A Kerry Fianna Fáil Councillor believes the current 9% tourism VAT rate should be continued indefinitely despite “the allegation that some hotels were not passing on the saving to its […]




A Kerry Fianna Fáil Councillor believes the current 9% tourism VAT rate should be continued indefinitely despite “the allegation that some hotels were not passing on the saving to its customers”.

The reduced VAT rate of 9% was introduced by the Government in response to the challenges posed by COVID-19 to the hospitality sector.

“I believe a return to a 13.5% Tourism VAT rate would be counterproductive at this stage, to small and medium businesses that welcome visitors to our country and our county,” Councillor Michael Cahill said.

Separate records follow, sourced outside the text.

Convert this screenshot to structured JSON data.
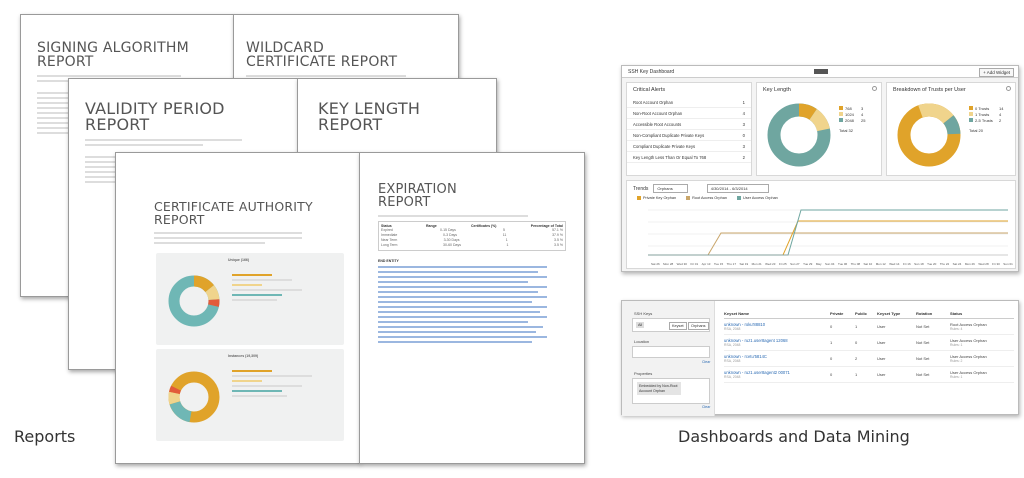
{
  "reports": {
    "signing": {
      "title": "SIGNING ALGORITHM REPORT"
    },
    "wildcard": {
      "title": "WILDCARD CERTIFICATE REPORT"
    },
    "validity": {
      "title": "VALIDITY PERIOD REPORT"
    },
    "keylength": {
      "title": "KEY LENGTH REPORT"
    },
    "ca": {
      "title": "CERTIFICATE AUTHORITY REPORT",
      "donut1_label": "Unique (166)",
      "donut2_label": "Instances (19,309)"
    },
    "expiration": {
      "title": "EXPIRATION REPORT",
      "table_headers": [
        "Status",
        "Range",
        "Certificates (%)",
        "Percentage of Total"
      ],
      "rows": [
        [
          "Expired",
          "0-15 Days",
          "5",
          "57.1 %"
        ],
        [
          "Immediate",
          "0-3 Days",
          "11",
          "37.9 %"
        ],
        [
          "Near Term",
          "3-30 Days",
          "1",
          "3.5 %"
        ],
        [
          "Long Term",
          "30-60 Days",
          "1",
          "3.5 %"
        ]
      ],
      "end_entity": "END ENTITY"
    }
  },
  "dashboard": {
    "title": "SSH Key Dashboard",
    "add_widget": "+ Add Widget",
    "critical_alerts": {
      "title": "Critical Alerts",
      "rows": [
        {
          "label": "Root Account Orphan",
          "count": "1"
        },
        {
          "label": "Non-Root Account Orphan",
          "count": "4"
        },
        {
          "label": "Accessible Root Accounts",
          "count": "3"
        },
        {
          "label": "Non-Compliant Duplicate Private Keys",
          "count": "0"
        },
        {
          "label": "Compliant Duplicate Private Keys",
          "count": "3"
        },
        {
          "label": "Key Length Less Than Or Equal To 768",
          "count": "2"
        }
      ]
    },
    "key_length": {
      "title": "Key Length",
      "legend": [
        {
          "name": "768",
          "value": "3",
          "color": "#e0a32a"
        },
        {
          "name": "1024",
          "value": "4",
          "color": "#f0d48c"
        },
        {
          "name": "2048",
          "value": "25",
          "color": "#6fa6a0"
        }
      ],
      "total": "Total 32"
    },
    "trusts": {
      "title": "Breakdown of Trusts per User",
      "legend": [
        {
          "name": "0 Trusts",
          "value": "14",
          "color": "#e0a32a"
        },
        {
          "name": "1 Trusts",
          "value": "4",
          "color": "#f0d48c"
        },
        {
          "name": "2-5 Trusts",
          "value": "2",
          "color": "#6fa6a0"
        }
      ],
      "total": "Total 20"
    },
    "trends": {
      "title": "Trends",
      "select": "Orphans",
      "date_range": "4/30/2014 - 6/3/2014",
      "legend": [
        {
          "name": "Private Key Orphan",
          "color": "#e0a32a"
        },
        {
          "name": "Root Access Orphan",
          "color": "#c9a66b"
        },
        {
          "name": "User Access Orphan",
          "color": "#6fa6a0"
        }
      ],
      "x_labels": [
        "Sat 26",
        "Mon 28",
        "Wed 30",
        "Fri 01",
        "Apr 13",
        "Tue 15",
        "Thu 17",
        "Sat 19",
        "Mon 21",
        "Wed 23",
        "Fri 25",
        "Sun 27",
        "Tue 29",
        "May",
        "Sun 04",
        "Tue 06",
        "Thu 08",
        "Sat 10",
        "Mon 12",
        "Wed 14",
        "Fri 16",
        "Sun 18",
        "Tue 20",
        "Thu 22",
        "Sat 24",
        "Mon 26",
        "Wed 28",
        "Fri 30",
        "Sun 01"
      ]
    }
  },
  "mining": {
    "ssh_keys": "SSH Keys",
    "tag": "All",
    "filters": [
      "Keyset",
      "Orphans"
    ],
    "location": "Location",
    "properties": "Properties",
    "property_value": "Embedded by Non-Root Account Orphan",
    "clear": "Clear",
    "headers": [
      "Keyset Name",
      "Private",
      "Public",
      "Keyset Type",
      "Rotation",
      "Status"
    ],
    "rows": [
      {
        "name": "unknown - roku'88810",
        "sub": "RSA, 2048",
        "private": "0",
        "public": "1",
        "type": "User",
        "rotation": "Not Set",
        "status": "Root Access Orphan",
        "status_sub": "Rules: 4"
      },
      {
        "name": "unknown - ruz1.user8agent 12068",
        "sub": "RSA, 2048",
        "private": "1",
        "public": "0",
        "type": "User",
        "rotation": "Not Set",
        "status": "User Access Orphan",
        "status_sub": "Rules: 1"
      },
      {
        "name": "unknown - rcetu'5814C",
        "sub": "RSA, 2048",
        "private": "0",
        "public": "2",
        "type": "User",
        "rotation": "Not Set",
        "status": "User Access Orphan",
        "status_sub": "Rules: 2"
      },
      {
        "name": "unknown - ruz1.user8agent2 00071",
        "sub": "RSA, 2048",
        "private": "0",
        "public": "1",
        "type": "User",
        "rotation": "Not Set",
        "status": "User Access Orphan",
        "status_sub": "Rules: 1"
      }
    ]
  },
  "captions": {
    "left": "Reports",
    "right": "Dashboards and Data Mining"
  }
}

“Catered food is already charged at 13.5%, alcohol at 23% and accommodation presently at 9%. This sector is providing pretty decent returns to the Exchequer and should be supported. All parties in this debate, including the Government and accommodation providers, should review their position and ensure their actions do not contribute to ‘killing the Goose that laid the Golden Egg’.”

He explained that the tourism industry is “in a very volatile market”, as can be seen by the enormous challenges “posed by COVID-19 in recent years”.

“A grain of rice could tip the balance either way and great care must be taken not to damage it irreparably. We are all aware that the next six to 12 months will be extremely difficult for many businesses with the increase in the cost of oil and gas, etc,, and a return to the 13.5% VAT rate will, in my opinion, close many doors. If a minority are ‘price gouging’, then it should be possible to penalise them and continue to support the majority who offer value for money to our visitors.”